Ils n'ont cette obligation de produire une certification sécurité que pour ce que l'on appelle les opérateurs d'importance vitale (OIV) comme les transports, l'énergie, les activités militaires, judiciaires, la santé, l'information etc. En dehors de ces secteurs, c'est le grand marché du privé où chacun est libre d'acheter ce qu'il veut à qui il veut, où le plus offrant remporte la mise. C'est du commerce classique.

En outre, tous les éditeurs ne font pas le boulot d'assurer la sécurité de leur logiciel. Mais il est clair que les applications métiers utilisées par les entreprises, peu importe le domaine d'activité, doivent être sécurisées car elles hébergent des données sensibles. Dans un monde idéal, tout éditeur devrait veiller à la sécurité de ses logiciels. 


Si les éditeurs de logiciels ne font pas ce travail en amont de vérification de la sécurité de leurs produits, qui peut le faire ?

Toutes les applications devraient passer par les fourches caudines des experts en cybersécurité. Nous, par exemple, nous avons l'agrément de l'Agence nationale de la sécurité des systèmes d'information (ANSSI) pour faire passer les tests aux logiciels avant qu'ils ne soient installés : on fait du hacking-éthique pour voir où se situent les failles.


Il y a encore aujourd'hui énormément d'applis qui sont utilisées sans avoir fait l'objet de ces tests de sécurité. La vulnérabilité est partout.

L'ANSSI a également mis en place des labels confiance et des visas de sécurité, comme le certificat de sécurité premier niveau qui n'est pas, je le rappelle, obligatoire en dehors des OIV. Mais cela avance dans le bons sens, la cybersécurité est en phase de structuration, les réglementations évoluent.


La prise de conscience du risque est désormais bien réelle ?

Absolument. Ce n'est pas tant à un manque de considération pour la cybersécurité auquel on est confronté mais plutôt à un manque de moyens dans les entreprises. Faire évoluer son système informatique ou le changer complètement, cela demande un budget. C'est aussi une question de priorité dans la gestion des risques. Et puis, la cybersécurité, c'est complexe, parfois lointain. Tout le monde n'a pas le même niveau de maturité par rapport à cela. 

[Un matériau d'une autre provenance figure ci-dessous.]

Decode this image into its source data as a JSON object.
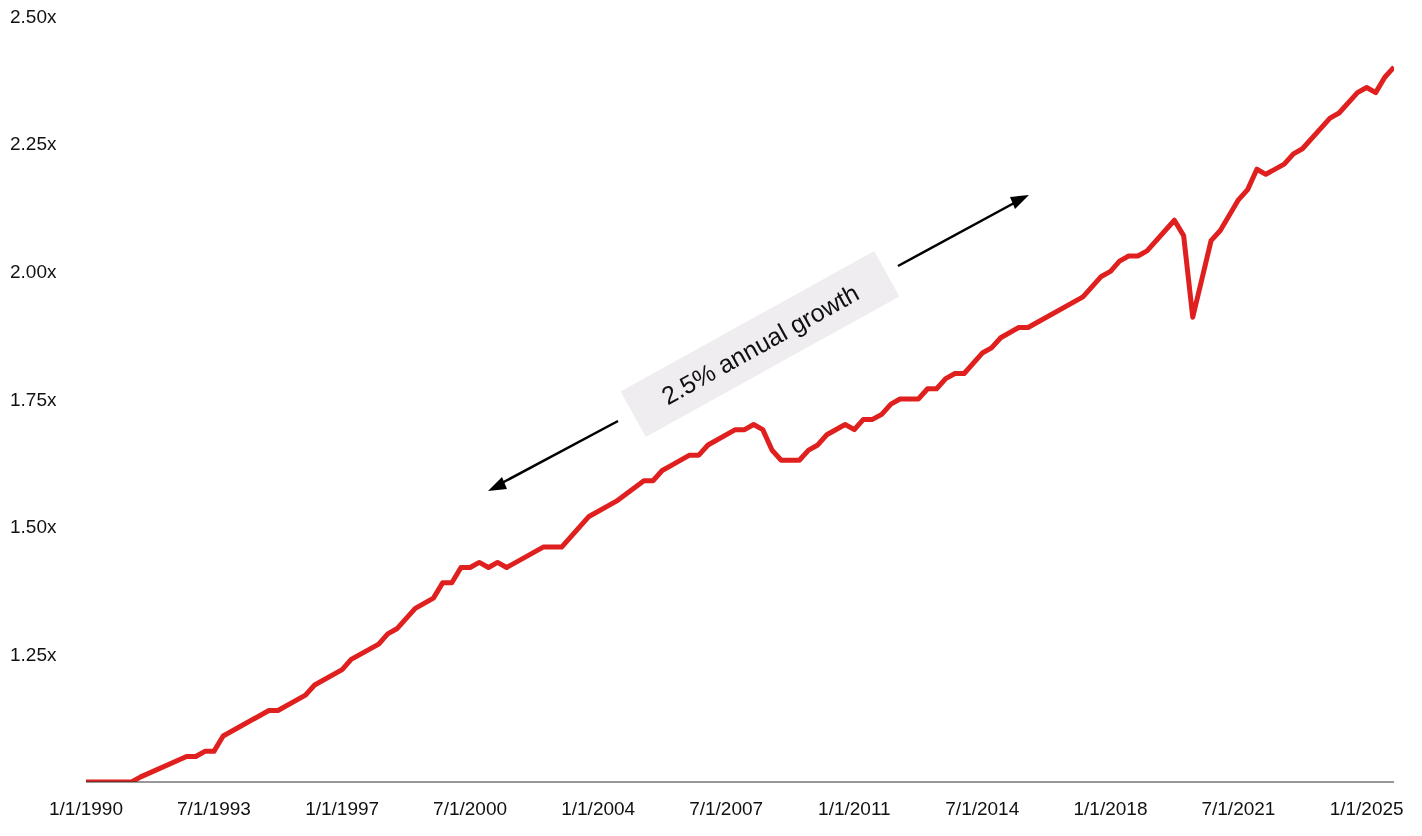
{
  "chart_data": {
    "type": "line",
    "color": "#e0201f",
    "marker": "none",
    "line_style": "solid",
    "x": [
      "1990-01",
      "1990-10",
      "1991-04",
      "1991-07",
      "1992-10",
      "1993-01",
      "1993-04",
      "1993-07",
      "1993-10",
      "1995-01",
      "1995-04",
      "1996-01",
      "1996-04",
      "1997-01",
      "1997-04",
      "1998-01",
      "1998-04",
      "1998-07",
      "1999-01",
      "1999-07",
      "1999-10",
      "2000-01",
      "2000-04",
      "2000-07",
      "2000-10",
      "2001-01",
      "2001-04",
      "2001-07",
      "2002-07",
      "2003-01",
      "2003-10",
      "2004-07",
      "2005-04",
      "2005-07",
      "2005-10",
      "2006-01",
      "2006-07",
      "2006-10",
      "2007-01",
      "2007-10",
      "2008-01",
      "2008-04",
      "2008-07",
      "2008-10",
      "2009-01",
      "2009-07",
      "2009-10",
      "2010-01",
      "2010-04",
      "2010-10",
      "2011-01",
      "2011-04",
      "2011-07",
      "2011-10",
      "2012-01",
      "2012-04",
      "2012-10",
      "2013-01",
      "2013-04",
      "2013-07",
      "2013-10",
      "2014-01",
      "2014-07",
      "2014-10",
      "2015-01",
      "2015-07",
      "2015-10",
      "2017-04",
      "2017-10",
      "2018-01",
      "2018-04",
      "2018-07",
      "2018-10",
      "2019-01",
      "2019-10",
      "2020-01",
      "2020-04",
      "2020-10",
      "2021-01",
      "2021-07",
      "2021-10",
      "2022-01",
      "2022-04",
      "2022-10",
      "2023-01",
      "2023-04",
      "2024-01",
      "2024-04",
      "2024-10",
      "2025-01",
      "2025-04",
      "2025-07",
      "2025-10"
    ],
    "values": [
      1.0,
      1.0,
      1.0,
      1.01,
      1.05,
      1.05,
      1.06,
      1.06,
      1.09,
      1.14,
      1.14,
      1.17,
      1.19,
      1.22,
      1.24,
      1.27,
      1.29,
      1.3,
      1.34,
      1.36,
      1.39,
      1.39,
      1.42,
      1.42,
      1.43,
      1.42,
      1.43,
      1.42,
      1.46,
      1.46,
      1.52,
      1.55,
      1.59,
      1.59,
      1.61,
      1.62,
      1.64,
      1.64,
      1.66,
      1.69,
      1.69,
      1.7,
      1.69,
      1.65,
      1.63,
      1.63,
      1.65,
      1.66,
      1.68,
      1.7,
      1.69,
      1.71,
      1.71,
      1.72,
      1.74,
      1.75,
      1.75,
      1.77,
      1.77,
      1.79,
      1.8,
      1.8,
      1.84,
      1.85,
      1.87,
      1.89,
      1.89,
      1.95,
      1.99,
      2.0,
      2.02,
      2.03,
      2.03,
      2.04,
      2.1,
      2.07,
      1.91,
      2.06,
      2.08,
      2.14,
      2.16,
      2.2,
      2.19,
      2.21,
      2.23,
      2.24,
      2.3,
      2.31,
      2.35,
      2.36,
      2.35,
      2.38,
      2.4
    ],
    "xlim": [
      "1990-01-01",
      "2025-10-01"
    ],
    "xticks": [
      {
        "value": "1990-01-01",
        "label": "1/1/1990"
      },
      {
        "value": "1993-07-01",
        "label": "7/1/1993"
      },
      {
        "value": "1997-01-01",
        "label": "1/1/1997"
      },
      {
        "value": "2000-07-01",
        "label": "7/1/2000"
      },
      {
        "value": "2004-01-01",
        "label": "1/1/2004"
      },
      {
        "value": "2007-07-01",
        "label": "7/1/2007"
      },
      {
        "value": "2011-01-01",
        "label": "1/1/2011"
      },
      {
        "value": "2014-07-01",
        "label": "7/1/2014"
      },
      {
        "value": "2018-01-01",
        "label": "1/1/2018"
      },
      {
        "value": "2021-07-01",
        "label": "7/1/2021"
      },
      {
        "value": "2025-01-01",
        "label": "1/1/2025"
      }
    ],
    "ylim": [
      1,
      2.5
    ],
    "yticks": [
      {
        "value": 1,
        "label": null
      },
      {
        "value": 1.25,
        "label": "1.25x"
      },
      {
        "value": 1.5,
        "label": "1.50x"
      },
      {
        "value": 1.75,
        "label": "1.75x"
      },
      {
        "value": 2,
        "label": "2.00x"
      },
      {
        "value": 2.25,
        "label": "2.25x"
      },
      {
        "value": 2.5,
        "label": "2.50x"
      }
    ],
    "annotations": [
      "2.5% annual growth"
    ]
  }
}
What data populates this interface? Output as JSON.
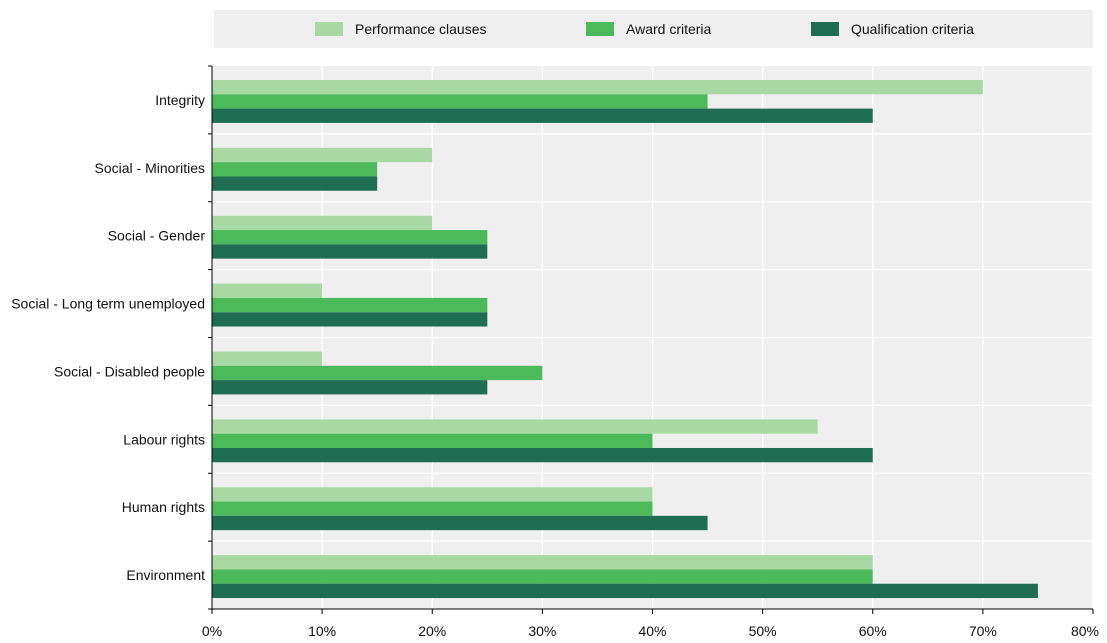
{
  "chart_data": {
    "type": "bar",
    "orientation": "horizontal",
    "title": "",
    "xlabel": "",
    "ylabel": "",
    "categories": [
      "Integrity",
      "Social - Minorities",
      "Social - Gender",
      "Social - Long term unemployed",
      "Social - Disabled people",
      "Labour rights",
      "Human rights",
      "Environment"
    ],
    "series": [
      {
        "name": "Performance clauses",
        "color": "#a9d9a3",
        "values": [
          70,
          20,
          20,
          10,
          10,
          55,
          40,
          60
        ]
      },
      {
        "name": "Award criteria",
        "color": "#4cba5a",
        "values": [
          45,
          15,
          25,
          25,
          30,
          40,
          40,
          60
        ]
      },
      {
        "name": "Qualification criteria",
        "color": "#1f6e54",
        "values": [
          60,
          15,
          25,
          25,
          25,
          60,
          45,
          75
        ]
      }
    ],
    "xlim": [
      0,
      80
    ],
    "x_ticks": [
      0,
      10,
      20,
      30,
      40,
      50,
      60,
      70,
      80
    ],
    "x_tick_labels": [
      "0%",
      "10%",
      "20%",
      "30%",
      "40%",
      "50%",
      "60%",
      "70%",
      "80%"
    ],
    "grid": true,
    "legend_position": "top"
  }
}
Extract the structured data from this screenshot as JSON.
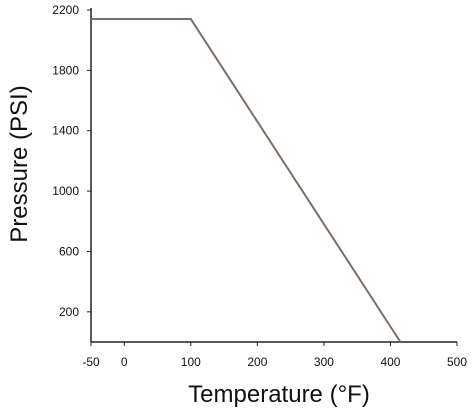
{
  "chart_data": {
    "type": "line",
    "xlabel": "Temperature (°F)",
    "ylabel": "Pressure (PSI)",
    "xlim": [
      -50,
      500
    ],
    "ylim": [
      0,
      2200
    ],
    "x_ticks": [
      -50,
      0,
      100,
      200,
      300,
      400,
      500
    ],
    "y_ticks": [
      200,
      600,
      1000,
      1400,
      1800,
      2200
    ],
    "grid": false,
    "line_color": "#7a6f66",
    "series": [
      {
        "x": [
          -50,
          100,
          415
        ],
        "y": [
          2140,
          2140,
          0
        ]
      }
    ]
  }
}
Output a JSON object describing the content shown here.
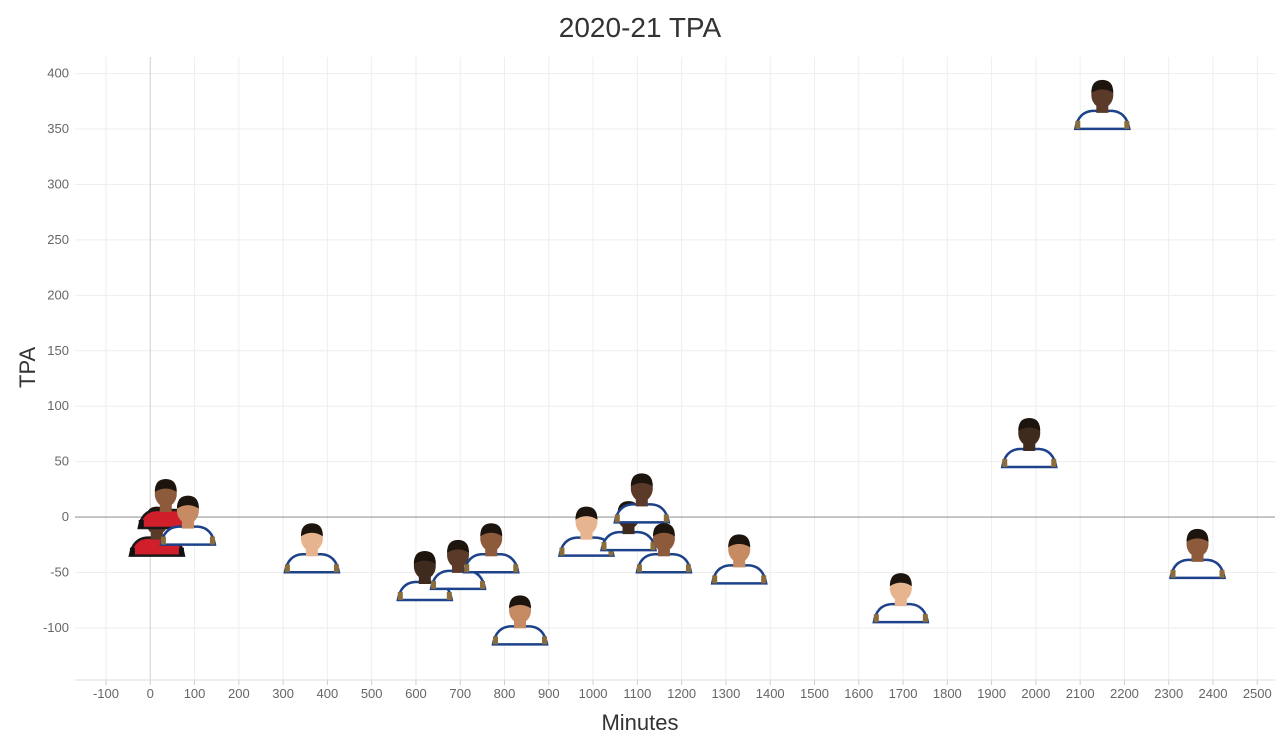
{
  "chart_data": {
    "type": "scatter",
    "title": "2020-21 TPA",
    "xlabel": "Minutes",
    "ylabel": "TPA",
    "xlim": [
      -170,
      2540
    ],
    "ylim": [
      -147,
      415
    ],
    "xticks": [
      -100,
      0,
      100,
      200,
      300,
      400,
      500,
      600,
      700,
      800,
      900,
      1000,
      1100,
      1200,
      1300,
      1400,
      1500,
      1600,
      1700,
      1800,
      1900,
      2000,
      2100,
      2200,
      2300,
      2400,
      2500
    ],
    "yticks": [
      -100,
      -50,
      0,
      50,
      100,
      150,
      200,
      250,
      300,
      350,
      400
    ],
    "grid": true,
    "marker": "player-headshot",
    "points": [
      {
        "x": 15,
        "y": -15,
        "jersey": "red"
      },
      {
        "x": 35,
        "y": 10,
        "jersey": "red"
      },
      {
        "x": 85,
        "y": -5,
        "jersey": "white"
      },
      {
        "x": 365,
        "y": -30,
        "jersey": "white"
      },
      {
        "x": 620,
        "y": -55,
        "jersey": "white"
      },
      {
        "x": 695,
        "y": -45,
        "jersey": "white"
      },
      {
        "x": 770,
        "y": -30,
        "jersey": "white"
      },
      {
        "x": 835,
        "y": -95,
        "jersey": "white"
      },
      {
        "x": 985,
        "y": -15,
        "jersey": "white"
      },
      {
        "x": 1080,
        "y": -10,
        "jersey": "white"
      },
      {
        "x": 1110,
        "y": 15,
        "jersey": "white"
      },
      {
        "x": 1160,
        "y": -30,
        "jersey": "white"
      },
      {
        "x": 1330,
        "y": -40,
        "jersey": "white"
      },
      {
        "x": 1695,
        "y": -75,
        "jersey": "white"
      },
      {
        "x": 1985,
        "y": 65,
        "jersey": "white"
      },
      {
        "x": 2150,
        "y": 370,
        "jersey": "white"
      },
      {
        "x": 2365,
        "y": -35,
        "jersey": "white"
      }
    ]
  }
}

Un système informatique bien protégé, c'est quoi ?

En gros, la cybersécurité repose sur quatre piliers : juridique, technique, organisationnel et humain. Il faut posséder un réseau informatique qui a été bien sécurisé dès sa conception, cloisonner le système, filtrer les communications à l'intérieur du système, faire des mises à jour, etc. Voilà pour l'aspect technique.

Côté organisation, l'entreprise ou l'établissement de santé doit définir un plan de sécurité, une stratégie qui permettent de conserver un haut niveau de sécurité. Enfin, il faut sensibiliser au maximum les salariés qui peuvent, par méconnaissance, cliquer sur le mauvais mail et sans le savoir ouvrir la porte à du piratage.